Now, what gives me a hard time, is when I rewrite $\sin(x)$ as
$$\sin(x) = x\prod_{n=1}^\infty \left(\frac{n^2\pi^2-x^2}{n^2\pi^2}\right)$$
And then do the division
$$\cos(x) = \frac{2x\prod_{n=1}^\infty(\frac{n^2\pi^2-4x^2}{n^2\pi^2})}{2x\prod_{n=1}^\infty(\frac{n^2\pi^2-x^2}{n^2\pi^2})} = \prod_{n=1}^\infty\frac{n^2\pi^2-4x^2}{n^2\pi^2-x^2}$$
and as the following sets {$n, n=1,2,…$} and {$2n, n=1,2,…$} are both countable then there is a bijective transformation from one set to another, meaning that again every $n$th element in the denominator corresponds to $2n$th element (this time multiplied by $4$) in the numerator and we will be left with
$$\prod_{n=1}^\infty[4((2n-1)^2\pi^2-4x)]$$
which (obviously) diverges.
I really cannot figure out the place where I made the mistake or maybe I used an illegal operation at some point, but as of this moment everything seems fine to me. I have thought maybe I somehow reordered the product, but in this case it converges absolutely, so reordering shouldn't change the limit. I also thought maybe I was wrong about infinite fraction reduction, but then again, seems like the authors use the same technique, also it doesn't contradict any law known to me.
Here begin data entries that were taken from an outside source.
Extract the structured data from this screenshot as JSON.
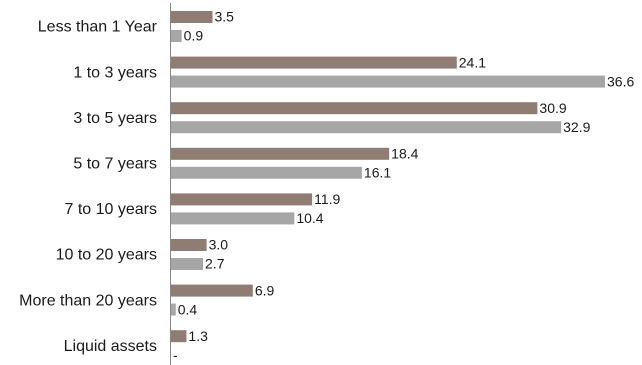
{
  "chart_data": {
    "type": "bar",
    "orientation": "horizontal",
    "title": "",
    "xlabel": "",
    "ylabel": "",
    "grid": false,
    "legend": "none",
    "xlim": [
      0,
      37
    ],
    "categories": [
      "Less than 1 Year",
      "1 to 3 years",
      "3 to 5 years",
      "5 to 7 years",
      "7 to 10 years",
      "10 to 20 years",
      "More than 20 years",
      "Liquid assets"
    ],
    "series": [
      {
        "color": "#8f7d74",
        "values": [
          3.5,
          24.1,
          30.9,
          18.4,
          11.9,
          3.0,
          6.9,
          1.3
        ],
        "labels": [
          "3.5",
          "24.1",
          "30.9",
          "18.4",
          "11.9",
          "3.0",
          "6.9",
          "1.3"
        ]
      },
      {
        "color": "#a6a6a6",
        "values": [
          0.9,
          36.6,
          32.9,
          16.1,
          10.4,
          2.7,
          0.4,
          null
        ],
        "labels": [
          "0.9",
          "36.6",
          "32.9",
          "16.1",
          "10.4",
          "2.7",
          "0.4",
          "-"
        ]
      }
    ],
    "axis_color": "#888888"
  }
}
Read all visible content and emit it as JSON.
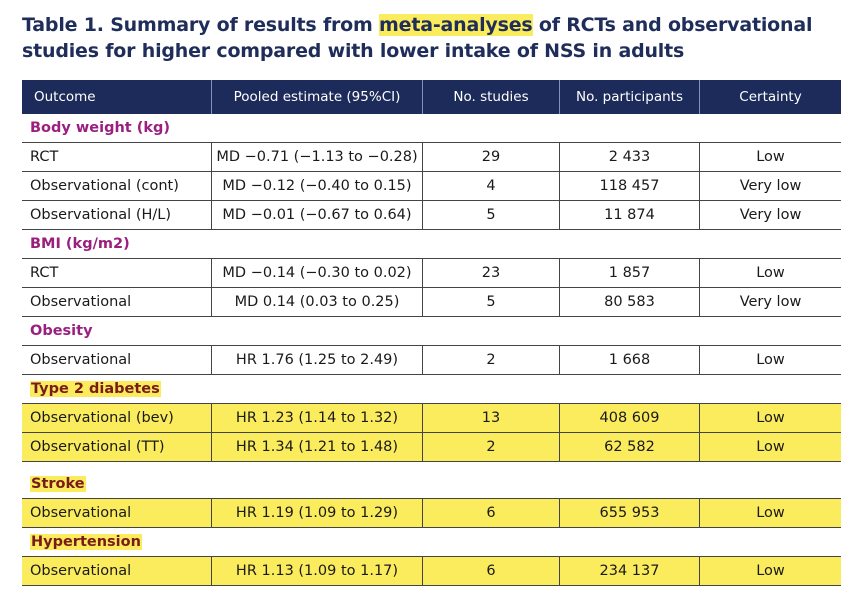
{
  "title": {
    "part1": "Table 1. Summary of results from ",
    "highlight": "meta-analyses",
    "part2": " of RCTs and observational studies for higher compared with lower intake of NSS in adults"
  },
  "headers": [
    "Outcome",
    "Pooled estimate (95%CI)",
    "No. studies",
    "No. participants",
    "Certainty"
  ],
  "highlight_color": "#fbec5d",
  "header_color": "#1c2b5a",
  "sections": [
    {
      "label": "Body weight (kg)",
      "highlighted": false,
      "rows": [
        {
          "outcome": "RCT",
          "estimate": "MD −0.71 (−1.13 to −0.28)",
          "studies": "29",
          "participants": "2 433",
          "certainty": "Low"
        },
        {
          "outcome": "Observational (cont)",
          "estimate": "MD −0.12 (−0.40 to 0.15)",
          "studies": "4",
          "participants": "118 457",
          "certainty": "Very low"
        },
        {
          "outcome": "Observational (H/L)",
          "estimate": "MD −0.01 (−0.67 to 0.64)",
          "studies": "5",
          "participants": "11 874",
          "certainty": "Very low"
        }
      ]
    },
    {
      "label": "BMI (kg/m2)",
      "highlighted": false,
      "rows": [
        {
          "outcome": "RCT",
          "estimate": "MD −0.14 (−0.30 to 0.02)",
          "studies": "23",
          "participants": "1 857",
          "certainty": "Low"
        },
        {
          "outcome": "Observational",
          "estimate": "MD 0.14 (0.03 to 0.25)",
          "studies": "5",
          "participants": "80 583",
          "certainty": "Very low"
        }
      ]
    },
    {
      "label": "Obesity",
      "highlighted": false,
      "rows": [
        {
          "outcome": "Observational",
          "estimate": "HR 1.76 (1.25 to 2.49)",
          "studies": "2",
          "participants": "1 668",
          "certainty": "Low"
        }
      ]
    },
    {
      "label": "Type 2 diabetes",
      "highlighted": true,
      "rows": [
        {
          "outcome": "Observational (bev)",
          "estimate": "HR 1.23 (1.14 to 1.32)",
          "studies": "13",
          "participants": "408 609",
          "certainty": "Low"
        },
        {
          "outcome": "Observational (TT)",
          "estimate": "HR 1.34 (1.21 to 1.48)",
          "studies": "2",
          "participants": "62 582",
          "certainty": "Low"
        }
      ]
    },
    {
      "label": "Stroke",
      "highlighted": true,
      "rows": [
        {
          "outcome": "Observational",
          "estimate": "HR 1.19 (1.09 to 1.29)",
          "studies": "6",
          "participants": "655 953",
          "certainty": "Low"
        }
      ]
    },
    {
      "label": "Hypertension",
      "highlighted": true,
      "rows": [
        {
          "outcome": "Observational",
          "estimate": "HR 1.13 (1.09 to 1.17)",
          "studies": "6",
          "participants": "234 137",
          "certainty": "Low"
        }
      ]
    }
  ]
}
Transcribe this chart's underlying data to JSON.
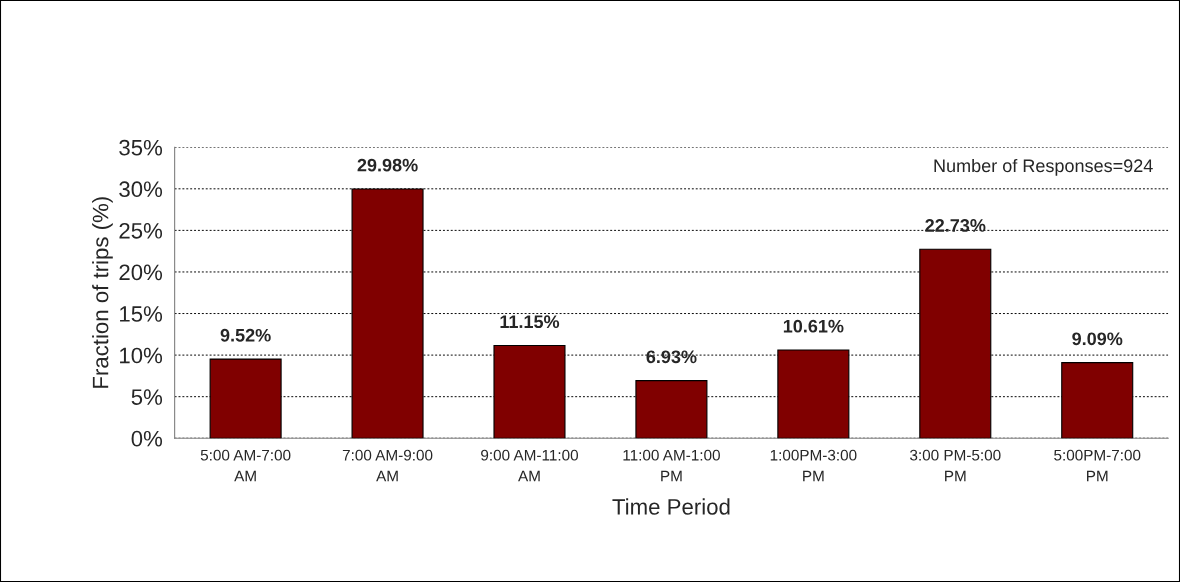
{
  "chart_data": {
    "type": "bar",
    "xlabel": "Time Period",
    "ylabel": "Fraction of trips (%)",
    "categories": [
      "5:00 AM-7:00\nAM",
      "7:00 AM-9:00\nAM",
      "9:00 AM-11:00\nAM",
      "11:00 AM-1:00\nPM",
      "1:00PM-3:00\nPM",
      "3:00 PM-5:00\nPM",
      "5:00PM-7:00\nPM"
    ],
    "values": [
      9.52,
      29.98,
      11.15,
      6.93,
      10.61,
      22.73,
      9.09
    ],
    "value_labels": [
      "9.52%",
      "29.98%",
      "11.15%",
      "6.93%",
      "10.61%",
      "22.73%",
      "9.09%"
    ],
    "color": "#800000",
    "ylim": [
      0,
      35
    ],
    "yticks": [
      {
        "value": 0,
        "label": "0%"
      },
      {
        "value": 5,
        "label": "5%"
      },
      {
        "value": 10,
        "label": "10%"
      },
      {
        "value": 15,
        "label": "15%"
      },
      {
        "value": 20,
        "label": "20%"
      },
      {
        "value": 25,
        "label": "25%"
      },
      {
        "value": 30,
        "label": "30%"
      },
      {
        "value": 35,
        "label": "35%"
      }
    ],
    "grid": "y",
    "annotations": [
      "Number of Responses=924"
    ]
  }
}
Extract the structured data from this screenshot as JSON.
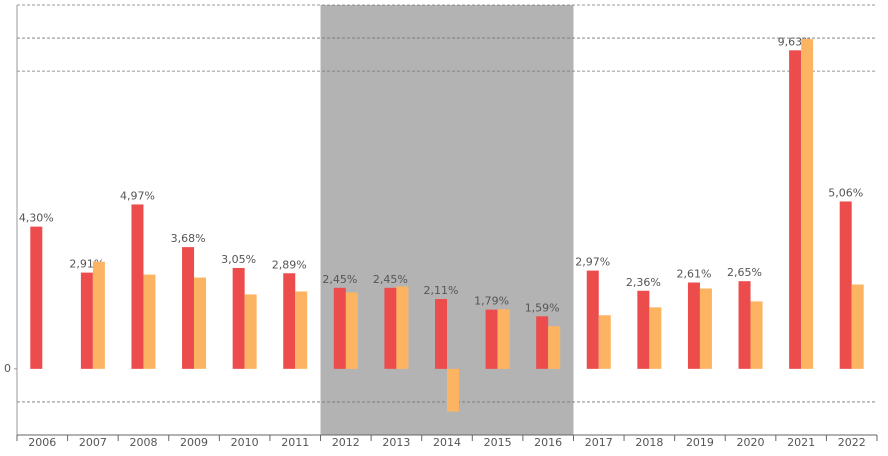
{
  "chart_data": {
    "type": "bar",
    "categories": [
      "2006",
      "2007",
      "2008",
      "2009",
      "2010",
      "2011",
      "2012",
      "2013",
      "2014",
      "2015",
      "2016",
      "2017",
      "2018",
      "2019",
      "2020",
      "2021",
      "2022"
    ],
    "series": [
      {
        "color": "#ec4c4c",
        "values": [
          4.3,
          2.91,
          4.97,
          3.68,
          3.05,
          2.89,
          2.45,
          2.45,
          2.11,
          1.79,
          1.59,
          2.97,
          2.36,
          2.61,
          2.65,
          9.63,
          5.06
        ],
        "value_labels": [
          "4,30%",
          "2,91%",
          "4,97%",
          "3,68%",
          "3,05%",
          "2,89%",
          "2,45%",
          "2,45%",
          "2,11%",
          "1,79%",
          "1,59%",
          "2,97%",
          "2,36%",
          "2,61%",
          "2,65%",
          "9,63%",
          "5,06%"
        ]
      },
      {
        "color": "#fdb462",
        "values": [
          null,
          3.24,
          2.85,
          2.76,
          2.25,
          2.34,
          2.31,
          2.49,
          -1.29,
          1.8,
          1.29,
          1.62,
          1.86,
          2.43,
          2.04,
          9.97,
          2.55
        ]
      }
    ],
    "ylim": [
      -2,
      11
    ],
    "yticks": [
      0
    ],
    "dashed_lines": [
      -1,
      9,
      10,
      11
    ],
    "shaded_range": [
      "2012",
      "2016"
    ],
    "shade_color": "#b3b3b3"
  }
}
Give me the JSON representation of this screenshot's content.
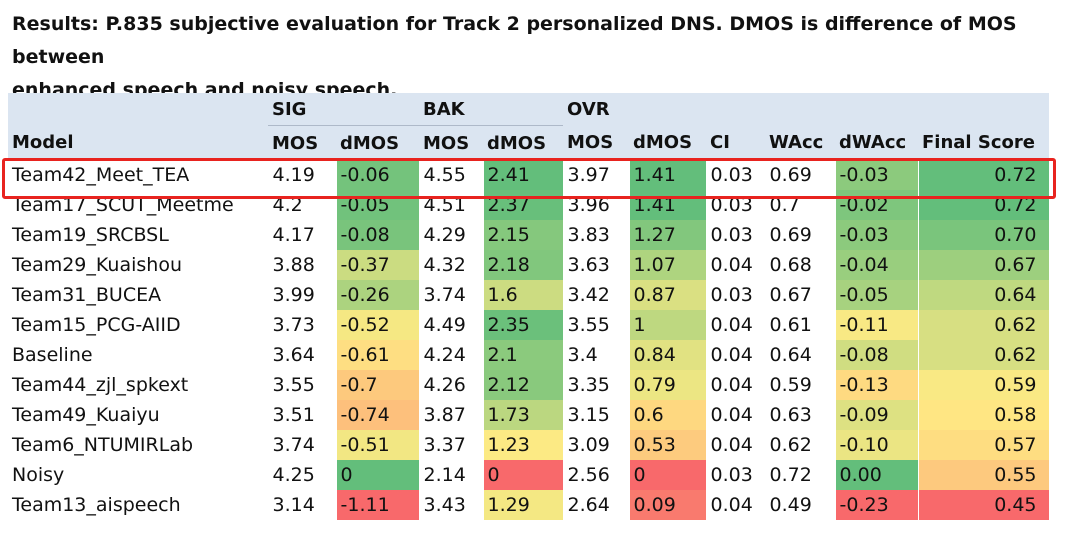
{
  "caption": {
    "line1": "Results: P.835 subjective evaluation for Track 2 personalized DNS. DMOS is difference of MOS between",
    "line2": "enhanced speech and noisy speech."
  },
  "table": {
    "groups": [
      "SIG",
      "BAK",
      "OVR"
    ],
    "headers": [
      "Model",
      "MOS",
      "dMOS",
      "MOS",
      "dMOS",
      "MOS",
      "dMOS",
      "CI",
      "WAcc",
      "dWAcc",
      "Final Score"
    ],
    "rows": [
      {
        "model": "Team42_Meet_TEA",
        "sig_mos": "4.19",
        "sig_dmos": "-0.06",
        "bak_mos": "4.55",
        "bak_dmos": "2.41",
        "ovr_mos": "3.97",
        "ovr_dmos": "1.41",
        "ci": "0.03",
        "wacc": "0.69",
        "dwacc": "-0.03",
        "final": "0.72"
      },
      {
        "model": "Team17_SCUT_Meetme",
        "sig_mos": "4.2",
        "sig_dmos": "-0.05",
        "bak_mos": "4.51",
        "bak_dmos": "2.37",
        "ovr_mos": "3.96",
        "ovr_dmos": "1.41",
        "ci": "0.03",
        "wacc": "0.7",
        "dwacc": "-0.02",
        "final": "0.72"
      },
      {
        "model": "Team19_SRCBSL",
        "sig_mos": "4.17",
        "sig_dmos": "-0.08",
        "bak_mos": "4.29",
        "bak_dmos": "2.15",
        "ovr_mos": "3.83",
        "ovr_dmos": "1.27",
        "ci": "0.03",
        "wacc": "0.69",
        "dwacc": "-0.03",
        "final": "0.70"
      },
      {
        "model": "Team29_Kuaishou",
        "sig_mos": "3.88",
        "sig_dmos": "-0.37",
        "bak_mos": "4.32",
        "bak_dmos": "2.18",
        "ovr_mos": "3.63",
        "ovr_dmos": "1.07",
        "ci": "0.04",
        "wacc": "0.68",
        "dwacc": "-0.04",
        "final": "0.67"
      },
      {
        "model": "Team31_BUCEA",
        "sig_mos": "3.99",
        "sig_dmos": "-0.26",
        "bak_mos": "3.74",
        "bak_dmos": "1.6",
        "ovr_mos": "3.42",
        "ovr_dmos": "0.87",
        "ci": "0.03",
        "wacc": "0.67",
        "dwacc": "-0.05",
        "final": "0.64"
      },
      {
        "model": "Team15_PCG-AIID",
        "sig_mos": "3.73",
        "sig_dmos": "-0.52",
        "bak_mos": "4.49",
        "bak_dmos": "2.35",
        "ovr_mos": "3.55",
        "ovr_dmos": "1",
        "ci": "0.04",
        "wacc": "0.61",
        "dwacc": "-0.11",
        "final": "0.62"
      },
      {
        "model": "Baseline",
        "sig_mos": "3.64",
        "sig_dmos": "-0.61",
        "bak_mos": "4.24",
        "bak_dmos": "2.1",
        "ovr_mos": "3.4",
        "ovr_dmos": "0.84",
        "ci": "0.04",
        "wacc": "0.64",
        "dwacc": "-0.08",
        "final": "0.62"
      },
      {
        "model": "Team44_zjl_spkext",
        "sig_mos": "3.55",
        "sig_dmos": "-0.7",
        "bak_mos": "4.26",
        "bak_dmos": "2.12",
        "ovr_mos": "3.35",
        "ovr_dmos": "0.79",
        "ci": "0.04",
        "wacc": "0.59",
        "dwacc": "-0.13",
        "final": "0.59"
      },
      {
        "model": "Team49_Kuaiyu",
        "sig_mos": "3.51",
        "sig_dmos": "-0.74",
        "bak_mos": "3.87",
        "bak_dmos": "1.73",
        "ovr_mos": "3.15",
        "ovr_dmos": "0.6",
        "ci": "0.04",
        "wacc": "0.63",
        "dwacc": "-0.09",
        "final": "0.58"
      },
      {
        "model": "Team6_NTUMIRLab",
        "sig_mos": "3.74",
        "sig_dmos": "-0.51",
        "bak_mos": "3.37",
        "bak_dmos": "1.23",
        "ovr_mos": "3.09",
        "ovr_dmos": "0.53",
        "ci": "0.04",
        "wacc": "0.62",
        "dwacc": "-0.10",
        "final": "0.57"
      },
      {
        "model": "Noisy",
        "sig_mos": "4.25",
        "sig_dmos": "0",
        "bak_mos": "2.14",
        "bak_dmos": "0",
        "ovr_mos": "2.56",
        "ovr_dmos": "0",
        "ci": "0.03",
        "wacc": "0.72",
        "dwacc": "0.00",
        "final": "0.55"
      },
      {
        "model": "Team13_aispeech",
        "sig_mos": "3.14",
        "sig_dmos": "-1.11",
        "bak_mos": "3.43",
        "bak_dmos": "1.29",
        "ovr_mos": "2.64",
        "ovr_dmos": "0.09",
        "ci": "0.04",
        "wacc": "0.49",
        "dwacc": "-0.23",
        "final": "0.45"
      }
    ]
  },
  "highlight": {
    "row": "Team42_Meet_TEA",
    "color": "#e8231f"
  },
  "colors": {
    "header_bg": "#dbe5f1",
    "scale_low": "#f8696b",
    "scale_mid": "#ffeb84",
    "scale_high": "#63be7b"
  }
}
At this point I've become a bit paranoid about every operation used in the process, so please forgive me for possible stupid thoughts. Would be much appreciated if somebody pointed out the mistake.
Best Answer
You are considering a convergent product $$p=\prod_{n=1}^\infty\frac{x_n}{y_n}$$ such that, for every $n$, $$x_{2n}=4y_n\tag{$\ast$}$$ Can we use $(\ast)$ to get another formula for $p$? Well, not so easily...
To see why, let us remember that $p$ is defined as the limit of $$p_k=\prod_{n=1}^k\frac{x_n}{y_n}$$ when $k\to\infty$. Now, considering the even indices to simplify the notations and using $(\ast)$, one has $$p_{2k}=\prod_{n=1}^k\left(x_{2n-1}x_{2n}\right)\prod_{n=1}^{2k}\frac1{y_n}=\prod_{n=1}^k\left(x_{2n-1}(4y_{n})\right)\prod_{n=1}^{2k}\frac1{y_n}=\prod_{n=1}^k\left(4x_{2n-1}\right)\prod_{n=k+1}^{2k}\frac1{y_n}$$ hence the simplification you suggest is equivalent to omitting the products $$\prod_{n=k+1}^{2k}\frac1{y_n}$$ Since, in the present case, these products do not converge to $1$ (by far...), forgetting them is illicit.